One of the villages participating in the district basketball tournament in Bethel this week lost a teammate just last month. Eighteen-year-old Quintin “Muggie” Peter was a member of the Kipnuk Falcons. He and his mother were on the Yute Commuter Service plane that crashed last month, killing both of them and three others. The Falcons say that this tournament is for Muggie.
On the night of Feb. 6, one of Muggie’s teammates and best friends, Kayden Handley, was hanging out in his mom’s room, just playing around on his phone.
“And my gram started crying,” Handley said. “I was wondering what was wrong. I just went back to my phone, and she came in and told me they were in a plane crash. I didn’t want to talk or do anything or say anything. I just stayed in my room.”
Another teammate, Chase Martin, described his reaction to the news that Muggie, his mom, and two others from Kipnuk had lost their lives.

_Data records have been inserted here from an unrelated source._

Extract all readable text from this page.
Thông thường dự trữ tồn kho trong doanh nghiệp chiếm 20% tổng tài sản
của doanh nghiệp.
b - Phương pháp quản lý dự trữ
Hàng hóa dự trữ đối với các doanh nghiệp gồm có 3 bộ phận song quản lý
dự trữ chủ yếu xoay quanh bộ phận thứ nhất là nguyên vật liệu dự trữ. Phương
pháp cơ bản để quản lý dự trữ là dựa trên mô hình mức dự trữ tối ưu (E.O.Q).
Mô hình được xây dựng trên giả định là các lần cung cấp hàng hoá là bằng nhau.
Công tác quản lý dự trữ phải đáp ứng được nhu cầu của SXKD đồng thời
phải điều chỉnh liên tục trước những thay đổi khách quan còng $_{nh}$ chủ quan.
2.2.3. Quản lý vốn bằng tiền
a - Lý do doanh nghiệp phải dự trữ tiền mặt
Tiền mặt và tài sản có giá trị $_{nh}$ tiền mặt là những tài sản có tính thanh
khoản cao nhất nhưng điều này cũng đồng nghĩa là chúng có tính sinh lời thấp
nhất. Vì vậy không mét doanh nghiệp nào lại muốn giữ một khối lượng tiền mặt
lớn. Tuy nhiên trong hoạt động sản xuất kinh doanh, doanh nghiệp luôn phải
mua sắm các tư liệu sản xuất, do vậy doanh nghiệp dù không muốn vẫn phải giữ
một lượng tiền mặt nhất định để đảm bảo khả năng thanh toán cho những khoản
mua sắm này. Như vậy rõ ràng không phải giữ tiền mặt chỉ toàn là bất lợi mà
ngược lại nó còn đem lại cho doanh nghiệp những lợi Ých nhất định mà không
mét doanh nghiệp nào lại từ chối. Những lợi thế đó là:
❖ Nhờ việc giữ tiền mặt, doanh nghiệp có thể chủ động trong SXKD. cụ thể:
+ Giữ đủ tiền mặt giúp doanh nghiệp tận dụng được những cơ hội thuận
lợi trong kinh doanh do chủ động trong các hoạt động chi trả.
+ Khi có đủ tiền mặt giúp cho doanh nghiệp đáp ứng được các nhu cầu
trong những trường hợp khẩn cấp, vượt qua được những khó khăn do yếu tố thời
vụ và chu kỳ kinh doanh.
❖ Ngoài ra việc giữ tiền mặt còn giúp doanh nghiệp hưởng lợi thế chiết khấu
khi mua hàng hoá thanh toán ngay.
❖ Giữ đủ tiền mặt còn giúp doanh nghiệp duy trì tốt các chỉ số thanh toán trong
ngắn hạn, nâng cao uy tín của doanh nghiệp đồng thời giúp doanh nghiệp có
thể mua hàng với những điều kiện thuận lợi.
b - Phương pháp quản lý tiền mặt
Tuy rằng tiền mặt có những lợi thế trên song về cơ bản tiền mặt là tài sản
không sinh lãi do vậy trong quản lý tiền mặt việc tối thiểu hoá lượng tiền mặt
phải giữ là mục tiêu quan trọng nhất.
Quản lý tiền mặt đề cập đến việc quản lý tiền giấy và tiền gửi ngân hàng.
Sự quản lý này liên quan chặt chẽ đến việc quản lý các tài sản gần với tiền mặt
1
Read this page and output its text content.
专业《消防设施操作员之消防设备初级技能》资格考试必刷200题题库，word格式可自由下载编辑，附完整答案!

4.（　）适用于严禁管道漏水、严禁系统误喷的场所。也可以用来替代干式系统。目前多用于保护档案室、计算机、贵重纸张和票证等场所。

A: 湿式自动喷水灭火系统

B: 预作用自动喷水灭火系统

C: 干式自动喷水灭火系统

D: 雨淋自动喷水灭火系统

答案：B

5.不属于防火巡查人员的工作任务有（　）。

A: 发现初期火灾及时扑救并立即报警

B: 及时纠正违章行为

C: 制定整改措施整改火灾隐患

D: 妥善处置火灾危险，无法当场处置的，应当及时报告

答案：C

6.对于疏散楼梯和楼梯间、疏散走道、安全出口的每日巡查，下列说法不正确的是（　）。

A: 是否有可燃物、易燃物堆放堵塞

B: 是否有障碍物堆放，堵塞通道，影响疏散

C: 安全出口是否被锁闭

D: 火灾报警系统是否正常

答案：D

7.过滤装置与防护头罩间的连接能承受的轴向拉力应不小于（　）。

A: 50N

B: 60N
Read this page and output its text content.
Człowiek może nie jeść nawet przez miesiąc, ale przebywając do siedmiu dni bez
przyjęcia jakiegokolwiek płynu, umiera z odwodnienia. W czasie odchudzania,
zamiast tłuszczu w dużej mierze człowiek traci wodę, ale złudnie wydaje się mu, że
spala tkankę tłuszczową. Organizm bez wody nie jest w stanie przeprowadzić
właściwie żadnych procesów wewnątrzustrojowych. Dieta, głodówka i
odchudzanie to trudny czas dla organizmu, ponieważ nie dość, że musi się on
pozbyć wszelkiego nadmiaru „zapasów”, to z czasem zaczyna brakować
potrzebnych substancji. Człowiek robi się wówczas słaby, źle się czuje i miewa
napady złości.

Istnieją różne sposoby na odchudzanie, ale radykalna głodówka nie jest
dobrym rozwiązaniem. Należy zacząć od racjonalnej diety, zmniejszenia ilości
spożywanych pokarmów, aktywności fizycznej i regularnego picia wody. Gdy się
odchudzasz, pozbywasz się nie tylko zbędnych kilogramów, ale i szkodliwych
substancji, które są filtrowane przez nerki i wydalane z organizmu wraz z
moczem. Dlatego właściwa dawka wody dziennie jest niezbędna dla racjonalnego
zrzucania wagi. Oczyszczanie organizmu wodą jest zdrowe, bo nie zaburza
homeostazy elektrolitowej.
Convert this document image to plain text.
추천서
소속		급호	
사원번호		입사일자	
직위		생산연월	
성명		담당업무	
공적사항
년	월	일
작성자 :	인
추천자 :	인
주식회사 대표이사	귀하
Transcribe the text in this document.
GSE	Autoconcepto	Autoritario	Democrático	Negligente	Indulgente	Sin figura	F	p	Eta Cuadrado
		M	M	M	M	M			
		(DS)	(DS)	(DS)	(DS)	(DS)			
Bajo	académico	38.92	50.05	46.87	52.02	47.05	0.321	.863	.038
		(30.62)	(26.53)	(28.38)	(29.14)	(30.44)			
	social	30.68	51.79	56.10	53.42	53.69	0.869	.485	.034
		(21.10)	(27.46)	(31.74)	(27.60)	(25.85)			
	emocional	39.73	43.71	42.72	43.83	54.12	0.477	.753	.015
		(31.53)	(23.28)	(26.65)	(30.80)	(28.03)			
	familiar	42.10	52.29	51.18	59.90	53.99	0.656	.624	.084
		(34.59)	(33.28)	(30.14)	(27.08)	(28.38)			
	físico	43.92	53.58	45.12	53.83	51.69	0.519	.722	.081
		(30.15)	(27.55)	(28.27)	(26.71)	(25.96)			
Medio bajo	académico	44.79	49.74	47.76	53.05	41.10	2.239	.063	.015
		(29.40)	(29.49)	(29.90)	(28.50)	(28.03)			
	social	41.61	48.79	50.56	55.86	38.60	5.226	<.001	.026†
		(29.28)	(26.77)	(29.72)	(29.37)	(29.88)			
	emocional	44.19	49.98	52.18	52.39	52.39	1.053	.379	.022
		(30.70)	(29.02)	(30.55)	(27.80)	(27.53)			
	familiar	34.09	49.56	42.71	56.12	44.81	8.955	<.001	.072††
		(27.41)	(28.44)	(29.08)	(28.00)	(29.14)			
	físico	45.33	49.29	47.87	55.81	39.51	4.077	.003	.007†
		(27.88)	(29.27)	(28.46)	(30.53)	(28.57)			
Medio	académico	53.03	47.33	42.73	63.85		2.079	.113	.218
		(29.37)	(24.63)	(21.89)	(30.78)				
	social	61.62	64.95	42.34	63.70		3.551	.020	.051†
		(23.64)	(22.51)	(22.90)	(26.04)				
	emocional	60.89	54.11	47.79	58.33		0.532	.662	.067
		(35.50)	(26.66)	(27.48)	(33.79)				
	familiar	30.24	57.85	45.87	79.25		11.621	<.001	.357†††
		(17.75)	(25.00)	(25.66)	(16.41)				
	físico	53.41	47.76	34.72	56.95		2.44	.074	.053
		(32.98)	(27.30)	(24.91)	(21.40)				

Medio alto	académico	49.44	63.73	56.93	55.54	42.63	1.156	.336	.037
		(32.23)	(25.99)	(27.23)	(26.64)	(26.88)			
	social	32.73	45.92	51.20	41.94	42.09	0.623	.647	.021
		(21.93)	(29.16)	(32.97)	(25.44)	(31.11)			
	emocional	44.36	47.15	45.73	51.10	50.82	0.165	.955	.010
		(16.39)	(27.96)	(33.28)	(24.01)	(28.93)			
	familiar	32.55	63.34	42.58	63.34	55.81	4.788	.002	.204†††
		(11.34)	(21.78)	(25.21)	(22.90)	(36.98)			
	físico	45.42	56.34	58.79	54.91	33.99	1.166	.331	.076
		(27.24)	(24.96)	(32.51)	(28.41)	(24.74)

“Everything felt dark that day,” said Martin. “Couldn’t believe what happened. Felt just like a dream.”
Falcons head coach Benjamin Farber gathered up his team. He told them that it was okay to grieve, that it was a time to be vulnerable. Farber says that he also talked to the team about the games ahead.
“On Tuesday, when we had practice, I had a little talk with the boys about how we should walk in Muggie’s footsteps because he always was positive no matter what was happening in the situation,” Farber said.
“He would always make people smile,” said Muggie’s friend, Russell John. “Even if he was in pain.”
And Muggie did hurt often. The day of the crash, he was coming back from a medical appointment for his kidney condition, something he often made trips for. Teammate Chase Martin says that Muggie fought through his pain, and the rest of the Falcons have learned to fight through theirs.
“We worked even harder after what happened,” Martin said. “Because we wanted to go to state for him.”
John says that the team brings Muggie’s number 21 jersey to every game, and he sits with the team on the bench.
“And we play hard for him,” John says.
Muggie is not the first teammate that Kipnuk has lost. Last year, Keo Aliralria passed away from cancer. Muggie’s cousin, Anna Kashatok, says that she feels that both are watching over them.
“This tournament, we want to do it for Muggie and for Keo also,” Kashatok said. “And we’re going to stay Muggie Strong and Keo Strong.”
Both the boys and girls teams from Kipnuk will be playing this week to get to the state tournament, and they feel that Muggie and Keo are right there with them.